Multihead Self-Attention with image Relative Position Encoding (iRPE), as described in Rethinking and Improving Relative Position Encoding for Vision Transformer.

The iRPE implementation is based on the official codebase.

__init__(in_dim, out_dim=None, att_dim=512, n_heads=4, dropout=0.0, learn_weights=True, rpe_ratio=1.9, rpe_method='product', rpe_mode='contextual', rpe_shared_head=True, rpe_skip=1, rpe_on='k')

Parameters:

  • in_dim (int) –

    Input dimension.

  • att_dim (int, default: 512 ) –

    Attention dimension.
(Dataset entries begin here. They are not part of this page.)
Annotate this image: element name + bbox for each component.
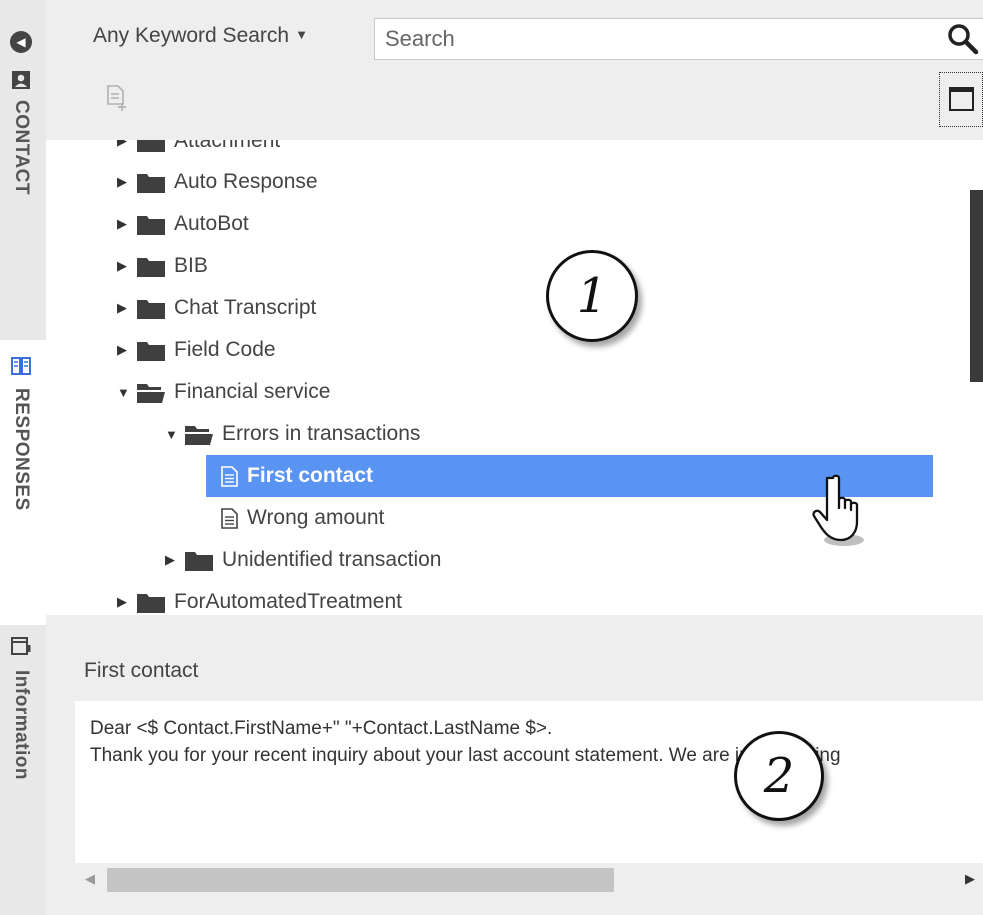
document-icon [221,507,238,529]
folder-icon [137,593,165,613]
folder-icon [137,173,165,193]
back-arrow-icon[interactable]: ◀ [10,31,32,53]
scroll-left-arrow-icon[interactable]: ◀ [85,871,95,887]
open-folder-icon [185,425,213,445]
tree-item-label: Field Code [174,338,276,361]
tree-item-label: Chat Transcript [174,296,317,319]
scroll-right-arrow-icon[interactable]: ▶ [965,871,975,887]
tree-item-chat-transcript[interactable]: ▶ Chat Transcript [75,287,983,329]
tab-responses[interactable]: RESPONSES [0,340,46,625]
document-icon [221,465,238,487]
tab-contact-label: CONTACT [11,100,32,195]
collapsed-arrow-icon[interactable]: ▶ [117,342,129,358]
hand-pointer-icon [812,474,864,546]
tree-item-forautomatedtreatment[interactable]: ▶ ForAutomatedTreatment [75,581,983,615]
preview-title: First contact [84,659,199,682]
collapsed-arrow-icon[interactable]: ▶ [117,216,129,232]
expanded-arrow-icon[interactable]: ▼ [117,385,130,400]
collapsed-arrow-icon[interactable]: ▶ [117,300,129,316]
tree-item-label: First contact [247,464,374,487]
tree-item-errors-in-transactions[interactable]: ▼ Errors in transactions [75,413,983,455]
search-input[interactable] [375,19,983,59]
search-box[interactable] [374,18,983,60]
tree-item-label: Wrong amount [247,506,385,529]
preview-line: Dear <$ Contact.FirstName+" "+Contact.La… [90,718,553,739]
folder-icon [137,299,165,319]
tree-item-autobot[interactable]: ▶ AutoBot [75,203,983,245]
tree-scrollbar-thumb[interactable] [970,190,983,382]
tree-item-label: ForAutomatedTreatment [174,590,402,613]
collapsed-arrow-icon[interactable]: ▶ [165,552,177,568]
preview-line: Thank you for your recent inquiry about … [90,745,841,766]
collapsed-arrow-icon[interactable]: ▶ [117,174,129,190]
side-rail: ◀ CONTACT RESPONSES Information [0,0,46,915]
tree-item-auto-response[interactable]: ▶ Auto Response [75,161,983,203]
contact-card-icon [12,71,30,89]
tab-contact[interactable]: CONTACT [0,62,46,262]
tab-information-label: Information [11,670,32,780]
collapsed-arrow-icon[interactable]: ▶ [117,594,129,610]
tree-item-financial-service[interactable]: ▼ Financial service [75,371,983,413]
scrollbar-thumb[interactable] [107,868,614,892]
preview-horizontal-scrollbar[interactable]: ◀ ▶ [75,863,983,897]
tree-item-label: AutoBot [174,212,249,235]
tree-item-attachment[interactable]: ▶ Attachment [75,140,983,162]
collapsed-arrow-icon[interactable]: ▶ [117,258,129,274]
collapsed-arrow-icon[interactable]: ▶ [117,140,129,149]
window-icon[interactable] [939,72,983,127]
search-type-label: Any Keyword Search [93,24,290,47]
folder-icon [137,215,165,235]
tab-responses-label: RESPONSES [11,388,32,511]
folder-icon [137,341,165,361]
folder-icon [137,257,165,277]
annotation-marker-1: 1 [546,250,638,342]
tree-item-bib[interactable]: ▶ BIB [75,245,983,287]
tab-information[interactable]: Information [0,630,46,915]
open-folder-icon [137,383,165,403]
annotation-marker-2: 2 [734,731,824,821]
expanded-arrow-icon[interactable]: ▼ [165,427,178,442]
tree-item-label: Auto Response [174,170,318,193]
window-frame [949,87,974,111]
folder-icon [137,140,165,152]
search-icon[interactable] [946,22,980,56]
caret-down-icon: ▼ [295,27,308,42]
tree-item-label: Financial service [174,380,331,403]
tree-item-label: Unidentified transaction [222,548,442,571]
tree-item-field-code[interactable]: ▶ Field Code [75,329,983,371]
search-toolbar: Any Keyword Search ▼ [46,0,983,140]
preview-body: Dear <$ Contact.FirstName+" "+Contact.La… [75,701,983,863]
information-panel-icon [11,637,31,655]
tree-item-label: BIB [174,254,208,277]
insert-response-icon[interactable] [105,84,129,112]
tree-item-label: Attachment [174,140,281,152]
book-icon [11,357,31,375]
search-type-dropdown[interactable]: Any Keyword Search ▼ [93,24,308,48]
tree-item-label: Errors in transactions [222,422,421,445]
folder-icon [185,551,213,571]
Must be divisible by n_heads.

  • out_dim (int, default: None ) –

    Output dimension. If None, out_dim = in_dim.

  • n_heads (int, default: 4 ) –

    Number of heads.

  • dropout (float, default: 0.0 ) –

    Dropout rate.

  • learn_weights (bool, default: True ) –

    If True, learn the weights for query, key, and value. If False, q, k, and v are the same as the input, and therefore in_dim must be divisible by n_heads.

  • rpe_ratio (float, default: 1.9 ) –

    Relative position encoding ratio.

  • rpe_method (str, default: 'product' ) –

    Relative position encoding method. Possible values: ['euc', 'quant', 'cross', 'product']

  • rpe_mode (str, default: 'contextual' ) –

    Relative position encoding mode. Possible values: [None, 'bias', 'contextual']

  • rpe_shared_head (bool, default: True ) –

    Whether to share weights across heads.

  • rpe_skip (int, default: 1 ) –

    Relative position encoding skip. Possible values: [0, 1].

  • rpe_on (str, default: 'k' ) –

    Where to apply relative positional encoding. Possible values: ['q', 'k', 'v', 'qk', 'kv', 'qkv'].

Note. When 'v' is in rpe_on, rpe_mode must be 'contextual'.

forward(x, mask=None, return_att=False, height=None, width=None)

Forward pass.

Parameters:

  • x (Tensor) –

    Input tensor of shape (batch_size, seq_len, in_dim).

  • mask (Tensor, default: None ) –

    Mask tensor of shape (batch_size, seq_len).

  • height (int, default: None ) –

    Height of the input sequence. If None, height = floor(sqrt(seq_len)).

  • width (int, default: None ) –

    Width of the input sequence. If None, width = floor(sqrt(seq_len)).

Returns:

  • y ( Tensor ) –

    Output tensor of shape (batch_size, seq_len, att_dim).